Citgo also said its 418,000 b/d refinery in Lake Charles, Louisiana was partially impacted, but is now fully operational again.
However, some other Houston-area refineries are still citing issues with leaks and cracked pipes. Shell's Deer Park Refinery reported a mild benzene leak on Feb. 20, while Marathon Petroleum's Galveston Bay complex reported more emissions issues due to cracked pipes on Feb. 22.
Sandy Fielden, director of oil research at Morningstar, said companies still will try to restore their refineries quickly even though demand is down from the freeze, the ongoing coronavirus pandemic, and from seasonally weaker demand in February.

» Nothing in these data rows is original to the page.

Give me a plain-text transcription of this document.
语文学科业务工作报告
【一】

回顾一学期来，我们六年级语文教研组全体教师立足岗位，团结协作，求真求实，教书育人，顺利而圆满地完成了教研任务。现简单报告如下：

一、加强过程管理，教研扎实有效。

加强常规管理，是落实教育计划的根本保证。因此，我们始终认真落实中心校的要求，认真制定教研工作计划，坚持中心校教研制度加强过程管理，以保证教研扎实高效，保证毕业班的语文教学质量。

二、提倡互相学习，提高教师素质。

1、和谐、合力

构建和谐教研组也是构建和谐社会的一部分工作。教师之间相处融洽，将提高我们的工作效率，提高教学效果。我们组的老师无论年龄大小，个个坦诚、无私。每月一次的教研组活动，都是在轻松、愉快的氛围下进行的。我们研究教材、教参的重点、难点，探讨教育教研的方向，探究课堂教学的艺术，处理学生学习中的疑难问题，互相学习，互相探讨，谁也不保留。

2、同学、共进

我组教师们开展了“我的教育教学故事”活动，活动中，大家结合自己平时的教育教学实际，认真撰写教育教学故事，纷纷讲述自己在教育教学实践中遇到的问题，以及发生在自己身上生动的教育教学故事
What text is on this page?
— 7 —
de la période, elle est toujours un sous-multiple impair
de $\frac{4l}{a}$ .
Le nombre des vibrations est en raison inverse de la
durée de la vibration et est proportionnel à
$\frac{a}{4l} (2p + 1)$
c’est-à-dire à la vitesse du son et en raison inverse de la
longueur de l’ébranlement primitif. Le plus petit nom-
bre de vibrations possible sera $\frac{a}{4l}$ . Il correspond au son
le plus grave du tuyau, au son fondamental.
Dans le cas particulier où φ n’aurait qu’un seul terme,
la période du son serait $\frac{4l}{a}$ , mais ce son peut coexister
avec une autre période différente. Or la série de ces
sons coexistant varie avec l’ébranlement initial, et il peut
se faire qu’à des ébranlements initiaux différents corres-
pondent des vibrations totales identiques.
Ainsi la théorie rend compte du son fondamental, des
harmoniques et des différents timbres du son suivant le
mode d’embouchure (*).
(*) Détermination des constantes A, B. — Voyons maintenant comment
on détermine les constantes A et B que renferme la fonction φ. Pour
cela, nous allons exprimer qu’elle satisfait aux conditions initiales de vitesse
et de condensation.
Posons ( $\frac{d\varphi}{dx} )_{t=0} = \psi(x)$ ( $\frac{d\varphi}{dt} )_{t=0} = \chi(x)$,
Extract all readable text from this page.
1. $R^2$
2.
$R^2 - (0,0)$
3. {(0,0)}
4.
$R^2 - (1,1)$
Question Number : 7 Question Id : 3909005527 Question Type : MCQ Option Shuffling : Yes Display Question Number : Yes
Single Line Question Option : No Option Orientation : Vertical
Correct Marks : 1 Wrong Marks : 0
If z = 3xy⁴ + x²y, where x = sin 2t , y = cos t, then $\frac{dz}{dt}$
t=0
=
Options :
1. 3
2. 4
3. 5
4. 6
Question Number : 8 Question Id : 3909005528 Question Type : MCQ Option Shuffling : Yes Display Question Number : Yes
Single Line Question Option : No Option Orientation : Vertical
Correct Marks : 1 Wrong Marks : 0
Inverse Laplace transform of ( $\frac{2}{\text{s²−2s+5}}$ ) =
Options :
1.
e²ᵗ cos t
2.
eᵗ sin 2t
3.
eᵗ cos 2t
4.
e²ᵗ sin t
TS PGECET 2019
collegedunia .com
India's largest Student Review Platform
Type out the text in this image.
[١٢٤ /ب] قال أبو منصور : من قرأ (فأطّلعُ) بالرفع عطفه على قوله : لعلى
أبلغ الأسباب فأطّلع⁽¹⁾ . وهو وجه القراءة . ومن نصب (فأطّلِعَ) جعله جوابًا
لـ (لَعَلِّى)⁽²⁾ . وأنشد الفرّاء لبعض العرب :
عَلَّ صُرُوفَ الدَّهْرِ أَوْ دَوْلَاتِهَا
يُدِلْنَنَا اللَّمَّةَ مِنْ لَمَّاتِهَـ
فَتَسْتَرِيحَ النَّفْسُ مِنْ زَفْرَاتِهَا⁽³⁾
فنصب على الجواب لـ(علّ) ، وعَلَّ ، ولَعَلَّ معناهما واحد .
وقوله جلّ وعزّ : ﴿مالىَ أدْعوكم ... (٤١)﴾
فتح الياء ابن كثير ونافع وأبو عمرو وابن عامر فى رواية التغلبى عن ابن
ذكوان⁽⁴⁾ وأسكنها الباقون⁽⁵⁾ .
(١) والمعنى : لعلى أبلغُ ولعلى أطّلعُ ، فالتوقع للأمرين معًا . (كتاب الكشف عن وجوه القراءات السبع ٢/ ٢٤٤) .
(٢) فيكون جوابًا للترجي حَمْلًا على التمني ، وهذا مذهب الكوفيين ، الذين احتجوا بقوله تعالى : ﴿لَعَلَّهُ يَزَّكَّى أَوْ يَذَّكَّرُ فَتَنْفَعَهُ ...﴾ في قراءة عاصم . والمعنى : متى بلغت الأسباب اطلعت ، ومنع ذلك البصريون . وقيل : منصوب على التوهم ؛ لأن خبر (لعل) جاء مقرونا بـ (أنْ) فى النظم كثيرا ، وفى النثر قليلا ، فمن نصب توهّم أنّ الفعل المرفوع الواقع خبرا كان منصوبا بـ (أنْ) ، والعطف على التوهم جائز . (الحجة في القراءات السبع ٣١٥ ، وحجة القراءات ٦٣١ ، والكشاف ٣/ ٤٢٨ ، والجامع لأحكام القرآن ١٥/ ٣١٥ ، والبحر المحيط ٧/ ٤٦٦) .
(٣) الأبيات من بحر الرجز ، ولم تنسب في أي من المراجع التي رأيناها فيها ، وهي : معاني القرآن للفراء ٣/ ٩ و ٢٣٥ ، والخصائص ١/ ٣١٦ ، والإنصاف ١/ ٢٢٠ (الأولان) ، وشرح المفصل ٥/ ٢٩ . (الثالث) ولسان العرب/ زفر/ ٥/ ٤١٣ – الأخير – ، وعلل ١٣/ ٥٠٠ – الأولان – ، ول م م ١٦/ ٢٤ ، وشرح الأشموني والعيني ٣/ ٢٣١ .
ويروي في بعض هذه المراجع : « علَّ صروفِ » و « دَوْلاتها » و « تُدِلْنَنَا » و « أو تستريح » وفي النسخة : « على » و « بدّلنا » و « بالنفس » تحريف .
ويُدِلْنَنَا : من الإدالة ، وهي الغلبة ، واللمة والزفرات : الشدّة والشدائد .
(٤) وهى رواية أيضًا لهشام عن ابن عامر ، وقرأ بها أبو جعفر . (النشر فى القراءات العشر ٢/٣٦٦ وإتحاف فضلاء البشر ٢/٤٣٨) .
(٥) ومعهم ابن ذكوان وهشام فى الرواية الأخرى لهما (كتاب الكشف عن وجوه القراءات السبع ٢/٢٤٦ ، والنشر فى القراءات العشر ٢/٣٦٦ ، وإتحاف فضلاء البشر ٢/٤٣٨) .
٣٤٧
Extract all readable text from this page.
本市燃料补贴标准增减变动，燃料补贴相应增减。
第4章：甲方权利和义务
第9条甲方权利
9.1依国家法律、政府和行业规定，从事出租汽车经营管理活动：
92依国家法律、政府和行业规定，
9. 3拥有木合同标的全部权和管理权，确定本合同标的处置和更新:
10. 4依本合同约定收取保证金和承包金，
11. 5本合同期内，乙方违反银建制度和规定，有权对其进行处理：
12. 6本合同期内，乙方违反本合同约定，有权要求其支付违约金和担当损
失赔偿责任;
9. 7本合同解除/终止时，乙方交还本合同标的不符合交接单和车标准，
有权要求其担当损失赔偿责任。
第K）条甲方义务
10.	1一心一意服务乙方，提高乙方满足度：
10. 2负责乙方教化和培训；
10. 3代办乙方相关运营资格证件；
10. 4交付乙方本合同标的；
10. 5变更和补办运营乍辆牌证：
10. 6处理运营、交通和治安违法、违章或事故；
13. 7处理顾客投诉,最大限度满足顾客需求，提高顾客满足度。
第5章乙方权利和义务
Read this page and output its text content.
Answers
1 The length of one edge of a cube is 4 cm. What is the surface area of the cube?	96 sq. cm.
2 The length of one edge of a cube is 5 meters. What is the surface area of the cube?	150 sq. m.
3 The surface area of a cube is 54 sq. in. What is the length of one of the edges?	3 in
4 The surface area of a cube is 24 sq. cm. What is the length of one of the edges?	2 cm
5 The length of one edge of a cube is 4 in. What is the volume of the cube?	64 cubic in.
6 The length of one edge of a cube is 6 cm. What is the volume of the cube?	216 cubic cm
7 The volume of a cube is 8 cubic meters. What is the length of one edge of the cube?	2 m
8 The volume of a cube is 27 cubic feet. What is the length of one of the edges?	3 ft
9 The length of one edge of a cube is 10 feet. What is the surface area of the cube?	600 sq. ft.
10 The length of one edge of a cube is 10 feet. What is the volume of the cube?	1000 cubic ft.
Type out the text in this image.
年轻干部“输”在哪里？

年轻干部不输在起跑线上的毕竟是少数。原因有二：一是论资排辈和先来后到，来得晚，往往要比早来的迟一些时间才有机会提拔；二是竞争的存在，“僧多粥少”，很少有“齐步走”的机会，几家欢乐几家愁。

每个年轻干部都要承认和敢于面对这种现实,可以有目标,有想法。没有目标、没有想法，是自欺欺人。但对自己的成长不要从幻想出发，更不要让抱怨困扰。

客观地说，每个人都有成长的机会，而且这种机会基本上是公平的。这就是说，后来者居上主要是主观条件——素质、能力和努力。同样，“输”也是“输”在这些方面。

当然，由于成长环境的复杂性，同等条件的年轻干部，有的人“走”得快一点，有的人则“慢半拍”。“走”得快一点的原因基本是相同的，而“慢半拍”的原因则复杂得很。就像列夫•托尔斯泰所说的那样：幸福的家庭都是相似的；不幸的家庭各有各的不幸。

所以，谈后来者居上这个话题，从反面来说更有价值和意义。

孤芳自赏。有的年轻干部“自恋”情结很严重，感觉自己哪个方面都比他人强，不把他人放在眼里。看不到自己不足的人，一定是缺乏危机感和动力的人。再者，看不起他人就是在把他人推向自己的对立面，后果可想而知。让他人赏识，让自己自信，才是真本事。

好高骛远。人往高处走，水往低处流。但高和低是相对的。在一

"There's likely to be a lot more demand for diesel than gasoline given construction and restoration activity is truck intense," Fielden said. "Folks may be driving around looking for milk and eggs but they aren't commuting every day, and consumption could be constrained by systemic shortages in the short term. That could result in refiners cranking up diesel output and producing too much gasoline."
The weather's impact on crude oil supplies peaked on Feb. 17 with about 4 million b/d of crude oil production -- more than one-third of total US supplies -- coming offline, according to S&P Global Platts Analytics. However, nearly 5 million b/d in crude refining capacity was knocked out by the winter storm.
And the production is coming back online quicker as well. As temperatures rose over the weekend, 85% of production is estimated to be back already, though lingering impacts from freeze-offs could mean 100,000-200,000 b/d remain offline over the coming weeks as damaged equipment is repaired, Platts Analytics said.
The ICE RBOB crack spread against Brent ended Feb. 22 around $15.90/b, down from $16.42/b Feb. 19.
But pricing still remains bullish from crude oil -- with front-month NYMEX WTI approaching $61/b -- to retail gasoline with the national average for regular, unleaded fuel up to $2.63/gal on Feb. 22, up 10.4 cents in one week and up 24.2 cents in a month, according to GasBuddy.com.
"With the cold weather behind us, price increases show begin to slow later this week or next week and, so long as these refineries get back online in short order, we may see gas prices start to move back down in the next couple of weeks," said Patrick DeHaan, head of petroleum analysis for GasBuddy.
"However, as we near spring weather, we'll likely see another longer-term rise in prices begin as refineries start to transition to summer gasoline, so motorists shouldn't jump for joy just yet," DeHaan added.